In Our Hearts Stories
Less than 20% of those diagnosed with a brain tumour survive beyond five years
Doted on by his older siblings, baby Ronnie was just three months old when he was diagnosed with a brain tumour. He underwent surgery but passed away not long after his first birthday in December 1990. Almost 27 years later he is much-missed and remembered every day by his brothers and sisters including those he never got to meet.

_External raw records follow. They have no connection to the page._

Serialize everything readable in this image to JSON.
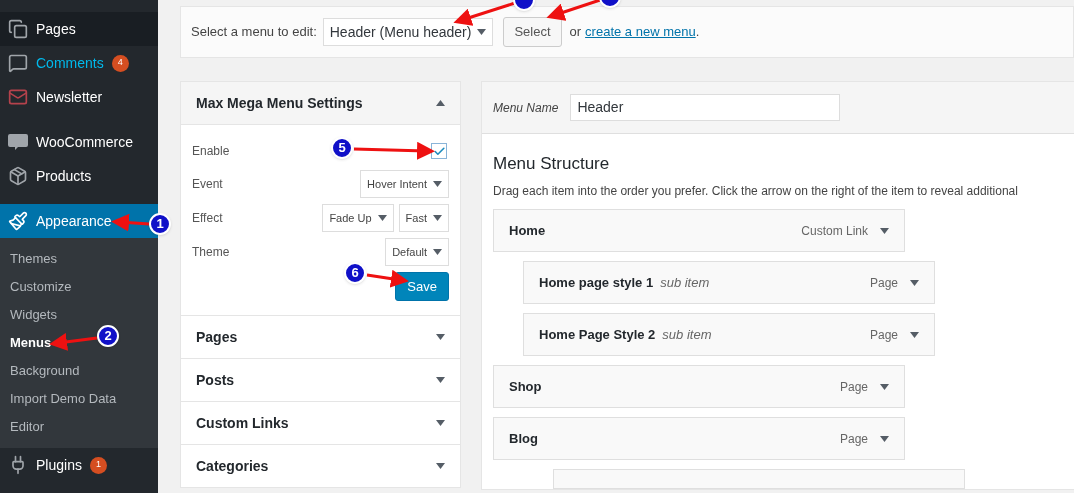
{
  "sidebar": {
    "items": [
      {
        "label": "Pages",
        "kind": "pages",
        "active": false,
        "hovered": false
      },
      {
        "label": "Comments",
        "kind": "comments",
        "badge": "4",
        "active": false,
        "hovered": true
      },
      {
        "label": "Newsletter",
        "kind": "mail",
        "active": false,
        "hovered": false
      },
      {
        "label": "WooCommerce",
        "kind": "woo",
        "active": false,
        "hovered": false
      },
      {
        "label": "Products",
        "kind": "box",
        "active": false,
        "hovered": false
      },
      {
        "label": "Appearance",
        "kind": "brush",
        "active": true,
        "hovered": false,
        "children": [
          {
            "label": "Themes",
            "selected": false
          },
          {
            "label": "Customize",
            "selected": false
          },
          {
            "label": "Widgets",
            "selected": false
          },
          {
            "label": "Menus",
            "selected": true
          },
          {
            "label": "Background",
            "selected": false
          },
          {
            "label": "Import Demo Data",
            "selected": false
          },
          {
            "label": "Editor",
            "selected": false
          }
        ]
      },
      {
        "label": "Plugins",
        "kind": "plug",
        "badge": "1",
        "active": false,
        "hovered": false
      }
    ]
  },
  "menu_select": {
    "label": "Select a menu to edit:",
    "value": "Header (Menu header)",
    "button": "Select",
    "or": "or",
    "link": "create a new menu",
    "end": "."
  },
  "settings_panel": {
    "title": "Max Mega Menu Settings",
    "expanded": true,
    "rows": [
      {
        "kind": "checkbox",
        "label": "Enable",
        "checked": true
      },
      {
        "kind": "select",
        "label": "Event",
        "options": [
          "Hover Intent"
        ]
      },
      {
        "kind": "select",
        "label": "Effect",
        "options": [
          "Fade Up",
          "Fast"
        ]
      },
      {
        "kind": "select",
        "label": "Theme",
        "options": [
          "Default"
        ]
      }
    ],
    "save": "Save"
  },
  "accordions": [
    {
      "title": "Pages",
      "expanded": false
    },
    {
      "title": "Posts",
      "expanded": false
    },
    {
      "title": "Custom Links",
      "expanded": false
    },
    {
      "title": "Categories",
      "expanded": false
    }
  ],
  "menu_name": {
    "label": "Menu Name",
    "value": "Header"
  },
  "menu_structure": {
    "title": "Menu Structure",
    "description": "Drag each item into the order you prefer. Click the arrow on the right of the item to reveal additional",
    "items": [
      {
        "title": "Home",
        "type": "Custom Link",
        "children": [
          {
            "title": "Home page style 1",
            "note": "sub item",
            "type": "Page"
          },
          {
            "title": "Home Page Style 2",
            "note": "sub item",
            "type": "Page"
          }
        ]
      },
      {
        "title": "Shop",
        "type": "Page"
      },
      {
        "title": "Blog",
        "type": "Page",
        "children": [
          {
            "kind": "cut"
          }
        ]
      }
    ]
  },
  "annotations": [
    {
      "kind": "full",
      "number": "1"
    },
    {
      "kind": "full",
      "number": "2"
    },
    {
      "kind": "cut"
    },
    {
      "kind": "cut"
    },
    {
      "kind": "full",
      "number": "5"
    },
    {
      "kind": "full",
      "number": "6"
    }
  ]
}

“Mum never got over her loss, she found it hard to say her final goodbyes. The night she passed away in January 2013 of multi-organ failure we all whispered in her ear that she was going to be with Ronnie again. Mum’s funeral brought everything flooding back to me. I can recall clear as day when we gathered to say goodbye to Ronnie, the tiny little coffin, and wondering how to make sense of it all. The lives of us all were changed by our loss at such a young age although it brought us together as a family.”
Ronnie’s story is told by his sister Janine:
I was nine-years-old when Ronnie was born. We were living in Gillingham in Dorset at the time. I had an older brother Andrew, who was 14, and a younger sister Leanne who was 7. Ronnie made four of us and we loved him so much. I was very excited to have a baby to dote on, we were all extremely protective of him and I loved to help out changing and dressing him in his lovely little outfits.
He was just three months old when my mum and dad discovered something was wrong. Ronnie wasn’t achieving the normal developmental milestones and alarm bells started to ring. He underwent tests and was diagnosed with a brain tumour.
Mum was the one to break the news to us. Leanne, Andrew and I sat down on the bed as she told us that Ronnie wasn’t very well and was going to die. It was obviously a shock, we were all so young to cope with such awful news.
Despite the risks, our parents opted for surgery. They had been told that, with or without treatment, Ronnie’s condition was terminal. They knew of the risks during the operation, they just wanted to do their best and for him to have as good a quality of life as possible for as long as possible.
Happily, he came out of the surgery really well and defied the odds by living beyond his first birthday. We had family in Scotland and went up to stay for what seemed like a long time although I expect it was no more than a few weeks. Mum and dad bought Ronnie up to be with us and everyone got to meet him which was nice.
Time was so precious. It is now 27 years since Ronnie died and so much has happened. The one thing that hasn’t changed is that he remains a part of our lives and will never be forgotten. My mum passed away in January 2013 and my daughter, who was born exactly a year later, is named Elizabeth after the Nanny she never got to meet. I will talk to my daughter about her Uncle Ronnie, as he remains a part of our lives and will do so forever.
Becoming a mother made me think about how things must have been for mum. She was coping with the terminal illness and the death of her much-loved baby whilst looking after us and my dad. After Ronnie died, she went on to have another three children Adam, Matthew and Rohana and to this day, we all talk about Ronnie.
When Elizabeth was born, it also made me reflect on how it must have been for my mum to lose her baby. I became extremely anxious about my own child. Mum never got over her loss, she found it hard to say her final goodbyes and kept Ronnie’s ashes with her at home. The night my mum passed away in January 2013 we all whispered in her ear that she was going to be with Ronnie again.
Mum’s funeral brought everything flooding back to me. I can recall clear as day when we gathered to say goodbye to Ronnie, the tiny little coffin, and wondering how to make sense of it all. The lives of us all were changed by our loss at such a young age although it brought us together as a family.
In April 2017 I ran the London Marathon for Brain Tumour Research. Despite an injury, I was determined to finish and thought of Ronnie and my mum every step of the way. It is so distressing to learn that brain tumours kill more children and adults under the age of 40 than any other cancer yet just 1% of the national spend on cancer research has been allocated to this devastating disease.
I hope that babies born now have better treatment options than Ronnie although I know the statistics are stark and we are still such a long way from knowing enough about brain tumours and, ultimately, how to cure them.